Hi Bharath,
I am not sure what you mean. (A on a , B on b1 and B on b2 , C on c)
is not valid Pig syntax.
Note that unlike an SQL join, a Pig join is based strictly on equality
of one (possibly multi-valued) key.
Meaning, where in sql you say:
select * from a, b, c where a.id=b.id and a.id2 = c.id2
(leaving the optimizer to figure out if it wants to do ((a join b)
join c), or ((b cross c) join a), or ((a join c) join b), etc)
In Pig you would explicitly state the order of joins:
ab = JOIN a on id, b on id;
abc = JOIN ab on a::id2, c on id2;
If this is what you are talking about -- yes, ab will be materialized,
as the second join requires a new Map-Reduce stage (there is a new key
that the whole relation needs to be partitioned on).

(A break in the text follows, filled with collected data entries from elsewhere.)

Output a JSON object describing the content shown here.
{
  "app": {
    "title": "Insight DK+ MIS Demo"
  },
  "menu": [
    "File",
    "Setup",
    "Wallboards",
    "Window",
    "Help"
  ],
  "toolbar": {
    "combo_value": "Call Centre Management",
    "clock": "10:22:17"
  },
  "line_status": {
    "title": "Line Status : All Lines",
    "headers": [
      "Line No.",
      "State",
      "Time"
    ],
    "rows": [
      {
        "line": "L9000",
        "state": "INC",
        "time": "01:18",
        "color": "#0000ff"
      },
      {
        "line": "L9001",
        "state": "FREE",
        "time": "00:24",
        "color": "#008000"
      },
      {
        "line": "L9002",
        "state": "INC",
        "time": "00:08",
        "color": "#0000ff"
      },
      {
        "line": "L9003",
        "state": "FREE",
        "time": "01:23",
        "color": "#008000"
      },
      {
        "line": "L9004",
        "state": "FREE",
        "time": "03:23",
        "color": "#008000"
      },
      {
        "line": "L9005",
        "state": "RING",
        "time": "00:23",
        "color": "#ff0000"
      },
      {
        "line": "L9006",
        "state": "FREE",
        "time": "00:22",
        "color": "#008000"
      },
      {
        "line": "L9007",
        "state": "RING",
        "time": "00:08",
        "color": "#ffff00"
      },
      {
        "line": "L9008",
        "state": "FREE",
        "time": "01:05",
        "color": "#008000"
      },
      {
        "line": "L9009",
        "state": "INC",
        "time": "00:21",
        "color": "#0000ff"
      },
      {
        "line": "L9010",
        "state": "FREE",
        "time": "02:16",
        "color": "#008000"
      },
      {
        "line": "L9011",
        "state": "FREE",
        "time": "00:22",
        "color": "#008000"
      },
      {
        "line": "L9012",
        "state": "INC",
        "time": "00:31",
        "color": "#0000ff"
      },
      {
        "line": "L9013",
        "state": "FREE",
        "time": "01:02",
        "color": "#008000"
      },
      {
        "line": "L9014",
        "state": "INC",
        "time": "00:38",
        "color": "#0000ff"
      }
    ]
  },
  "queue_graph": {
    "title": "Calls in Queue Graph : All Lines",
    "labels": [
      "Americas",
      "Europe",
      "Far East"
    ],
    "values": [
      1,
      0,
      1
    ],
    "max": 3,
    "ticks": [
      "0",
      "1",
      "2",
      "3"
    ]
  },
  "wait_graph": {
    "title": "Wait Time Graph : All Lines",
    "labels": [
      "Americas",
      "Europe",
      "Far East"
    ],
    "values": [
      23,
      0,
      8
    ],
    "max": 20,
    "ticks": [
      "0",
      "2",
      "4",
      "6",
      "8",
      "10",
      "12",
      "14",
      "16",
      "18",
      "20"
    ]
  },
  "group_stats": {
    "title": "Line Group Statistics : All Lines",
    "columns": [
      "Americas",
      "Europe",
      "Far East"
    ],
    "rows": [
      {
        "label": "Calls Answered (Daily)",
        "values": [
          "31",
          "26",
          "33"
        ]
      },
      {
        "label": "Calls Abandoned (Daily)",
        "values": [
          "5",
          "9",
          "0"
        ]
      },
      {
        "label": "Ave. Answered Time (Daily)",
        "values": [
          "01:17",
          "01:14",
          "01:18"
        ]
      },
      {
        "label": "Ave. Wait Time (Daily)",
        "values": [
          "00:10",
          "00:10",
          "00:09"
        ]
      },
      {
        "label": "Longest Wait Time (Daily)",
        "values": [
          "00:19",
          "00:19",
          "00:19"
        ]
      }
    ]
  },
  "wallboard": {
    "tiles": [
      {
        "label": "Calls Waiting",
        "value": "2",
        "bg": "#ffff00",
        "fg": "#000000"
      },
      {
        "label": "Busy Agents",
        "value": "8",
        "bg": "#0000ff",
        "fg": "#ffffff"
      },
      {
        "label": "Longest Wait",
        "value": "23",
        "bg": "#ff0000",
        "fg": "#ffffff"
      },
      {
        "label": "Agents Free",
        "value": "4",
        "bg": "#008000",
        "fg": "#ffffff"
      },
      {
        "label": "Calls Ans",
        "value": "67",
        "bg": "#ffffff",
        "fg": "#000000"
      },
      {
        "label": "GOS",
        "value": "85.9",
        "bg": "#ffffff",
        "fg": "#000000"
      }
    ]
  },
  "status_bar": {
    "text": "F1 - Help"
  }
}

If, however, you mean simply joining multiple relations on the same
key, as described earlier -- no, nothing is materialized unless you
count the regular IO that needs to happen for a standard Map-Reduce
join, and any possible spills to disk required when buffers run out of
memory and such.
Hope this helps.
Dmitriy
On Wed, Feb 3, 2010 at 4:17 AM, bharath v
wrote:
Dimitry,
Suppose the command is like (A on a , B on b1 and B on b2 , C on c) .. Then
it requires storing the intermediate join of AB on to disk right?
Thanks
On Wed, Feb 3, 2010 at 5:18 PM, Dmitriy Ryaboy wrote:if you explicitly join 3 or more relations with a single command ("d =
join a on id, b on id, c on id;"), a and b will be buffered for each
key, while c, the rightmost relation, will be streamed.
This is on a per-reducer basis. There is of course a whole lot of IO
going on for getting from the Mappers to Reducers, but none of it is
the intermediate result of joining A to B.
-Dmitriy
On Tue, Feb 2, 2010 at 10:52 PM, bharath v
wrote:
Hi ,
I have a small doubt in how pig handles queries containing join of more than
2 tables .
Suppose we have 3 tables A,B,C .. and the plan is "((AB)C)" ..
We can join A,B in a map reduce job and join the resultant table with "C". I
have a doubt whether the result of "AB" is stored to disk before joining
with C or is it streamed directly to join with C (I dont know how , just a
guess) .
Any help is appreciated ,
Thanks